Compare values in a list to previous and following value

Question

I am attempting to write a simple set of instructions to return the index of a peak in a set of data. In my actual data set I have multiple peaks (so simply finding the max or min values is not sufficient). For my purposes, I can define a peak as any value that is less than the value before in and also less than the value following in (I am looking for negative peaks).

I have a sort of working example but it fails if there are two identical numbers in the list.

mylist = [10, 8, 5, 3, 1, 3, 4]
min =[]
for i in mylist[1:-1]: # the pre and post comparison means I have to start from item 2 to second last item
    pre = mylist.index(i)-1
    post = mylist.index(i)+1
    print('current i', i)
    print('index', pre, post)
    print('values pre post', mylist[pre], mylist[post])
    if i < mylist[pre] and i< mylist[post]:
       print('true')
       min.append(mylist.index(i))
    print('min=', min)

This seems to work until it gets to the second '3' (at position 5) in the list in which case it evaluates it against the values either side of the first '3'

....
current i 1
index 3 5
values pre post 3 3
true
current i 3
index 2 4
values pre post 5 1
min= [4]

As you can see it correctly finds that the value after '1' is '3' but I think its basically saying the value at index 5 = 3 so what values are either side of 3 and then reading the first 3. In my head this seems like it should be trivial, but am flummoxed. My searches and the suggested questions when writing this didn't flag any duplicates, but I would be amazed if I'm the first person this has happened to...

(also for explanation, I was using scipy find_peaks but it doesn't work for my purposes. If the final data points are rising it identifies the last data point as a peak. e.g. [... 11, 12, 13, 14, 15] it would identify '15' as a peak, which it may not be).

Answer 1

I faced the same issue when I tried to iterate through mylist[1:-1]

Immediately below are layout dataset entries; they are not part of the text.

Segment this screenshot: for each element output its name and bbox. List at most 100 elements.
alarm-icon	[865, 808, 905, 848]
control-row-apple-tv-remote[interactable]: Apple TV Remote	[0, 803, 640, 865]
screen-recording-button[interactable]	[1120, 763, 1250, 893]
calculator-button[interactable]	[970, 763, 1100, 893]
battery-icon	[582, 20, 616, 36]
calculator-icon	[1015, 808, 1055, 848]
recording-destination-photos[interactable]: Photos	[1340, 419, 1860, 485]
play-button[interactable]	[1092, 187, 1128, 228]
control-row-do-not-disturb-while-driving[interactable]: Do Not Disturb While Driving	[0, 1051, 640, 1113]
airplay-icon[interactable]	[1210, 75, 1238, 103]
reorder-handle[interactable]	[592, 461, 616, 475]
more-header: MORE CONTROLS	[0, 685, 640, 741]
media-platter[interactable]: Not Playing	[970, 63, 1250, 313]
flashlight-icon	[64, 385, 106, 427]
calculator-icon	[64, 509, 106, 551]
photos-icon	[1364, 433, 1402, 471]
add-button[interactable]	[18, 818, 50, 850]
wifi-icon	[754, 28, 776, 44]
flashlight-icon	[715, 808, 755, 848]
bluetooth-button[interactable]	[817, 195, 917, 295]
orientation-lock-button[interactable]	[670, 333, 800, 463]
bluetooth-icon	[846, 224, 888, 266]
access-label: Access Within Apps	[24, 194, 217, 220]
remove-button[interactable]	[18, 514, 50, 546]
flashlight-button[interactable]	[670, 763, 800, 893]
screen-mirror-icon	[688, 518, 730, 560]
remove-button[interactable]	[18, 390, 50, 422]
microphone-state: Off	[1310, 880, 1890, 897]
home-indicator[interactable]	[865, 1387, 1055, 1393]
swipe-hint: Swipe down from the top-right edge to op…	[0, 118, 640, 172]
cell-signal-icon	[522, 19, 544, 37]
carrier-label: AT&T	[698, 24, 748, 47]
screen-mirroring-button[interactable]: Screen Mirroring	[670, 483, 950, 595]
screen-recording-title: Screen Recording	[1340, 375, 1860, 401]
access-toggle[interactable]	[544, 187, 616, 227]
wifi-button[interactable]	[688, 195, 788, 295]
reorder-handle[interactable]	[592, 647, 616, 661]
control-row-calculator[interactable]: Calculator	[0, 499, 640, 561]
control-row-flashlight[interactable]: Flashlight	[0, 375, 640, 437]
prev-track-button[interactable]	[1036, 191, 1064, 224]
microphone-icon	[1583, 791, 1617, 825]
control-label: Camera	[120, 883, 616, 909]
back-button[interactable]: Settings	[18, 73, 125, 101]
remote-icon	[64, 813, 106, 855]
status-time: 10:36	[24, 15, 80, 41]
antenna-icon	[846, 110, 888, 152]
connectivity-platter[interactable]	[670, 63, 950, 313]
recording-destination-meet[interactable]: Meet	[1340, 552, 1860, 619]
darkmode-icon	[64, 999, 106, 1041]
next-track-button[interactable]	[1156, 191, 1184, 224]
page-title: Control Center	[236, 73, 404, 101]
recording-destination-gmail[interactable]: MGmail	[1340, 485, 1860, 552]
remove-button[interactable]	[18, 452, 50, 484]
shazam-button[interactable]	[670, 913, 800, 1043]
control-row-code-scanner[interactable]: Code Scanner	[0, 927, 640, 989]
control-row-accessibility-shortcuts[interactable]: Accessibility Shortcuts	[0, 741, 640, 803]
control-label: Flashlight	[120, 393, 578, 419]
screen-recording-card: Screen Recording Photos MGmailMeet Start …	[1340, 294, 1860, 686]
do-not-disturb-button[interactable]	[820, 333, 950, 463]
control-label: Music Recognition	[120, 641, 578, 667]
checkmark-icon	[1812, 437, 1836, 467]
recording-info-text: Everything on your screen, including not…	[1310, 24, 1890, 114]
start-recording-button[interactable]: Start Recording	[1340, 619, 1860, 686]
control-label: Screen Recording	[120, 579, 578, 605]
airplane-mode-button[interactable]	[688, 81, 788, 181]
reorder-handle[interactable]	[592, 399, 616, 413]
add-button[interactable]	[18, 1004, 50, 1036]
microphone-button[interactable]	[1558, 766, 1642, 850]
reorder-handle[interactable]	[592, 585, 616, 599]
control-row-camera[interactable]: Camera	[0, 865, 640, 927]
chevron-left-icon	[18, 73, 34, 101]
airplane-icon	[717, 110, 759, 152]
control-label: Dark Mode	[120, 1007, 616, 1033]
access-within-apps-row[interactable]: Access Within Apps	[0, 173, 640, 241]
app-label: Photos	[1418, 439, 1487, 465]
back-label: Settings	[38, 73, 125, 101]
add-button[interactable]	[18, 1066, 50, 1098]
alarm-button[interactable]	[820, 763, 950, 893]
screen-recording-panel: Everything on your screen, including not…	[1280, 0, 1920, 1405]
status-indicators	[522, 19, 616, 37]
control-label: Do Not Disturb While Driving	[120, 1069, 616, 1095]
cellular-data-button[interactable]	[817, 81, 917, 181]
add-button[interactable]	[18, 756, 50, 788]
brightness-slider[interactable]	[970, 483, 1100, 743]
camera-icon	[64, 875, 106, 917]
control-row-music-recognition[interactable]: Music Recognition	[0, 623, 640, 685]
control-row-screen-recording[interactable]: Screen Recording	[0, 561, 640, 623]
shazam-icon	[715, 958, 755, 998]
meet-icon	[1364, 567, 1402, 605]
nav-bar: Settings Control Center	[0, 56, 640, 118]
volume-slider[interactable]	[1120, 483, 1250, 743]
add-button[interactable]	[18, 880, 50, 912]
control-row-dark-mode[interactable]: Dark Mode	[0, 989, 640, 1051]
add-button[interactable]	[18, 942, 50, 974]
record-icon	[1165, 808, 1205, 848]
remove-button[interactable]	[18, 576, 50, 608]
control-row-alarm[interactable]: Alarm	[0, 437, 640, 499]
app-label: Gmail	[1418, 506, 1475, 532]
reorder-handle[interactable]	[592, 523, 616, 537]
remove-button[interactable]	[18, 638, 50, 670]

Since you need the indices for preceding element in the first iteration and succeeding element in the last iteration, the code will miss locating some values and push 'IndexError: list index out of range error as well. Also, you are writing a lot of code to correlate index, value at each iteration, that is inbuilt in the enumerate(list) function

Below code works okay and gets you what you need:

mylist = [10, 8, 5, 3, 1, 3, 4]
peak = []     # min is a python keyword, so it is advised that you don't define it as a variable, we'll use peak to list all min values

# While iterating through indices and values, use enumerate
for i,x in enumerate(mylist):       # iterate through all indices
    if i == 0 or i == (len(mylist)-1):  # pass the first and last index
        pass
    else:
        pre = mylist[i-1]               # use the index variable i to locate pre 
        post = mylist [i+1]             # and post
        print ("Selected list >> Pre: {}, Index: {}, Post: {}".format(pre,x,post)) # updated the print line to make it more readable
        if pre > x < post:              # check if current element is between pre and post
            print ("True")
            peak.append(x)              # append to peak list if true
print (peak)

[Out]: 
Selected list >> Pre: 10, Index: 8, Post: 5
Selected list >> Pre: 8, Index: 5, Post: 3
Selected list >> Pre: 5, Index: 3, Post: 1
Selected list >> Pre: 3, Index: 1, Post: 3    # Peak found
True                                          # Print true
Selected list >> Pre: 1, Index: 3, Post: 4
[1]                                           # only 1 peak in the list

Let me know if you're happy with the code.

Answer 2

If you're willing to use numpy and scipy, you can use scipy.argrelextrema on a numpy array to get a local minimum (after https://stackoverflow.com/a/13491866/3651127):

import numpy as np
from scipy.signal import argrelextrema

mylist = [10, 8, 5, 3, 1, 3, 4]
x = np.array(mylist)

# for local minima
argrelextrema(x, np.less)

which returns:

(array([4], dtype=int64),)